Upaya pemberantasan praktik ini oleh Ditjen Pajak (DJP) dan BPK sering kali terhambat oleh celah hukum dan lobi-lobi politik. Laporan DJP dan BPK menunjukkan bahwa masih banyak perusahaan besar yang tidak patuh membayar pajak, terutama di sektor pertambangan dan perkebunan, yang merupakan ladang subur bagi Serakahnomic.
Jika posisi-posisi kunci di sektor ekonomi dan hukum, seperti di Kementerian Keuangan, ATR/BPN, ESDM, Pertanian, Kehutanan, Perdagangan, hingga di Komisi Pengawas Persaingan Usaha (KPPU) dan Aparat Penegak Hukum diisi oleh orang-orang yang memiliki rekam jejak terkait segelintir elite, maka keinginan berantas Serakahnomic hanyalah ilusi.

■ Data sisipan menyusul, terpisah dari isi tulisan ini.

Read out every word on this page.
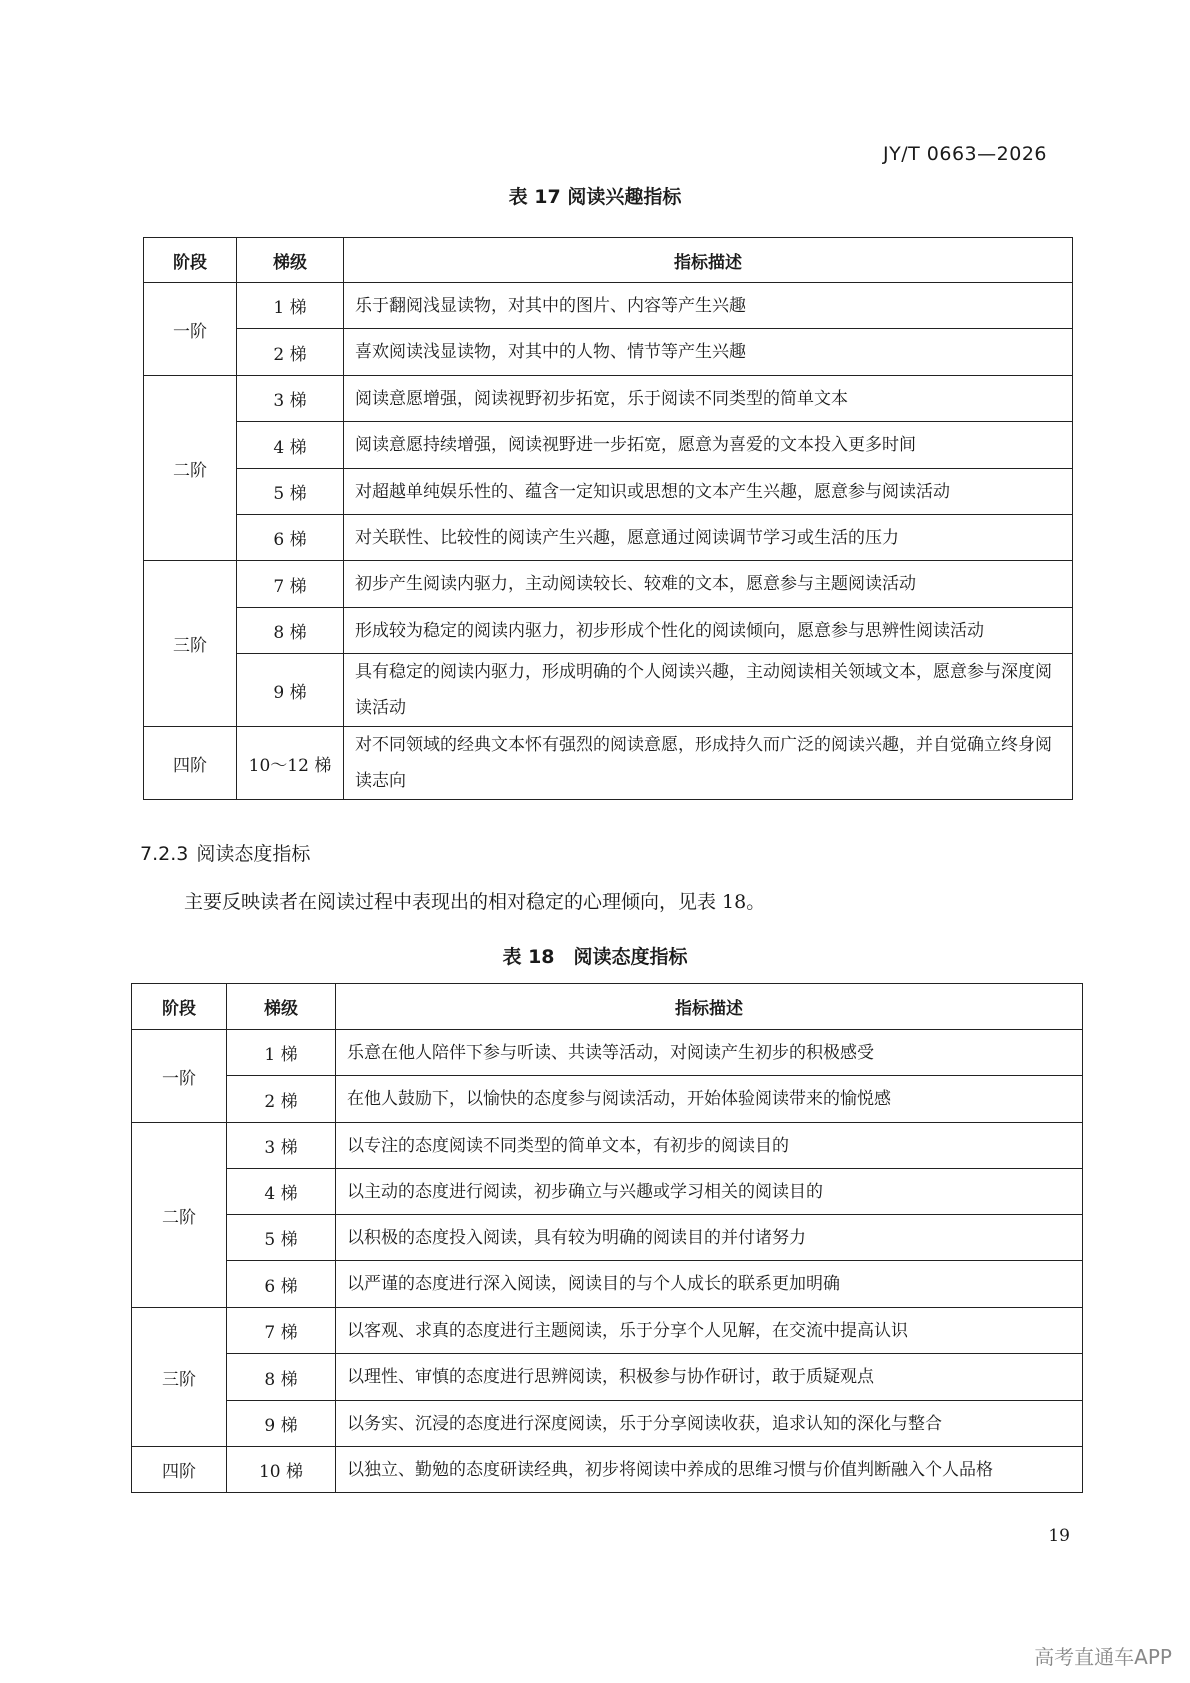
JY/T 0663—2026
表 17 阅读兴趣指标
阶段	梯级	指标描述
一阶	1 梯	乐于翻阅浅显读物，对其中的图片、内容等产生兴趣
	2 梯	喜欢阅读浅显读物，对其中的人物、情节等产生兴趣
二阶	3 梯	阅读意愿增强，阅读视野初步拓宽，乐于阅读不同类型的简单文本
	4 梯	阅读意愿持续增强，阅读视野进一步拓宽，愿意为喜爱的文本投入更多时间
	5 梯	对超越单纯娱乐性的、蕴含一定知识或思想的文本产生兴趣，愿意参与阅读活动
	6 梯	对关联性、比较性的阅读产生兴趣，愿意通过阅读调节学习或生活的压力
三阶	7 梯	初步产生阅读内驱力，主动阅读较长、较难的文本，愿意参与主题阅读活动
	8 梯	形成较为稳定的阅读内驱力，初步形成个性化的阅读倾向，愿意参与思辨性阅读活动
	9 梯	具有稳定的阅读内驱力，形成明确的个人阅读兴趣，主动阅读相关领域文本，愿意参与深度阅读活动
四阶	10～12 梯	对不同领域的经典文本怀有强烈的阅读意愿，形成持久而广泛的阅读兴趣，并自觉确立终身阅读志向
7.2.3 阅读态度指标
主要反映读者在阅读过程中表现出的相对稳定的心理倾向，见表 18。
表 18　阅读态度指标
阶段	梯级	指标描述
一阶	1 梯	乐意在他人陪伴下参与听读、共读等活动，对阅读产生初步的积极感受
	2 梯	在他人鼓励下，以愉快的态度参与阅读活动，开始体验阅读带来的愉悦感
二阶	3 梯	以专注的态度阅读不同类型的简单文本，有初步的阅读目的
	4 梯	以主动的态度进行阅读，初步确立与兴趣或学习相关的阅读目的
	5 梯	以积极的态度投入阅读，具有较为明确的阅读目的并付诸努力
	6 梯	以严谨的态度进行深入阅读，阅读目的与个人成长的联系更加明确
三阶	7 梯	以客观、求真的态度进行主题阅读，乐于分享个人见解，在交流中提高认识
	8 梯	以理性、审慎的态度进行思辨阅读，积极参与协作研讨，敢于质疑观点
	9 梯	以务实、沉浸的态度进行深度阅读，乐于分享阅读收获，追求认知的深化与整合
四阶	10 梯	以独立、勤勉的态度研读经典，初步将阅读中养成的思维习惯与价值判断融入个人品格
19
高考直通车APP
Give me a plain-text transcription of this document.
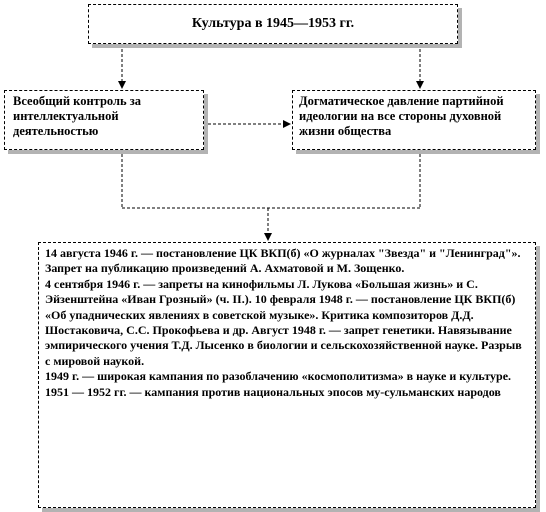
Культура в 1945—1953 гг.
Всеобщий контроль за интеллектуальной деятельностью
Догматическое давление партийной идеологии на все стороны духовной жизни общества

14 августа 1946 г. — постановление ЦК ВКП(б) «О журналах "Звезда" и "Ленинград"». Запрет на публикацию произведений А. Ахматовой и М. Зощенко.

4 сентября 1946 г. — запреты на кинофильмы Л. Лукова «Большая жизнь» и С. Эйзенштейна «Иван Грозный» (ч. II.). 10 февраля 1948 г. — постановление ЦК ВКП(б) «Об упаднических явлениях в советской музыке». Критика композиторов Д.Д. Шостаковича, С.С. Прокофьева и др. Август 1948 г. — запрет генетики. Навязывание эмпирического учения Т.Д. Лысенко в биологии и сельскохозяйственной науке. Разрыв с мировой наукой.

1949 г. — широкая кампания по разоблачению «космополитизма» в науке и культуре.

1951 — 1952 гг. — кампания против национальных эпосов му-сульманских народов
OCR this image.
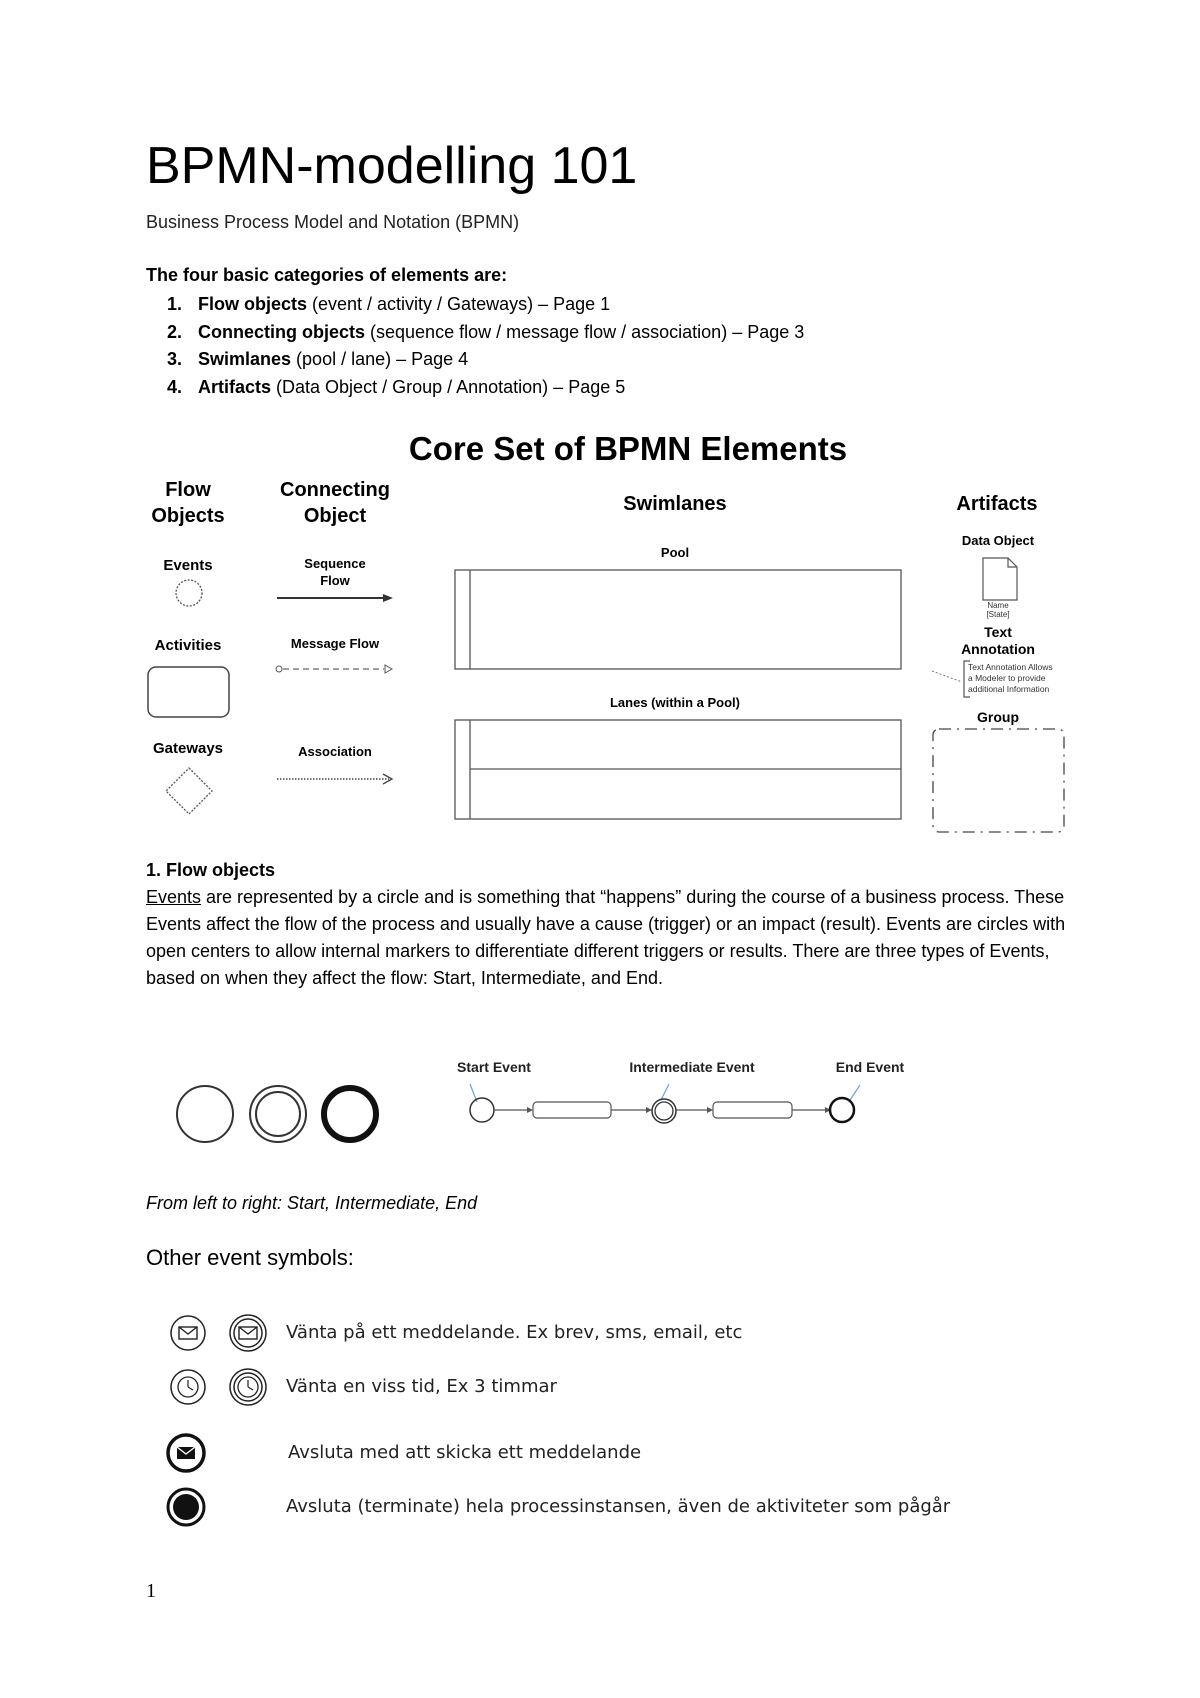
BPMN-modelling 101
Business Process Model and Notation (BPMN)
The four basic categories of elements are:
1. Flow objects (event / activity / Gateways) – Page 1
2. Connecting objects (sequence flow / message flow / association) – Page 3
3. Swimlanes (pool / lane) – Page 4
4. Artifacts (Data Object / Group / Annotation) – Page 5
Core Set of BPMN Elements
Flow
Objects
Connecting
Object
Swimlanes	Artifacts
Events
Activities
Gateways
Sequence
Flow
Message Flow
Association
Pool
Lanes (within a Pool)
Data Object
Name
[State]
Text
Annotation
Text Annotation Allows
a Modeler to provide
additional Information
Group
1. Flow objects
Events are represented by a circle and is something that “happens” during the course of a business process. These Events affect the flow of the process and usually have a cause (trigger) or an impact (result). Events are circles with open centers to allow internal markers to differentiate different triggers or results. There are three types of Events, based on when they affect the flow: Start, Intermediate, and End.
Start Event	Intermediate Event	End Event
From left to right: Start, Intermediate, End
Other event symbols:
Vänta på ett meddelande. Ex brev, sms, email, etc
Vänta en viss tid, Ex 3 timmar
Avsluta med att skicka ett meddelande
Avsluta (terminate) hela processinstansen, även de aktiviteter som pågår
1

Maka itu, tuntutan untuk audit rekam jejak dan uji publik (public vetting) yang melibatkan masyarakat menjadi sangat penting dan mutlak diperlukan.
Hal ini sejalan dengan prinsip-prinsip pemerintahan yang baik dan bersih yang diamanahkan dalam UU Nomor 28 Tahun 1999 tentang Penyelenggaraan Negara yang Bersih dan Bebas dari KKN, dan diperkuat oleh UU Nomor 31 Tahun 1999 juncto UU Nomor 20 Tahun 2001 tentang Pemberantasan Tindak Pidana Korupsi.
Masalah Kritis dan Solusi untuk Berantas Serakahnomic di 5 Sektor Darurat
1. Agraria dan Pertanahan Nasional
Sektor ini adalah titik sentral di mana Serakahnomic berakar. Praktik perampasan tanah (land grabbing), dualisme sertifikasi, dan monopoli kepemilikan lahan oleh sekelompok elite adalah masalah kronis.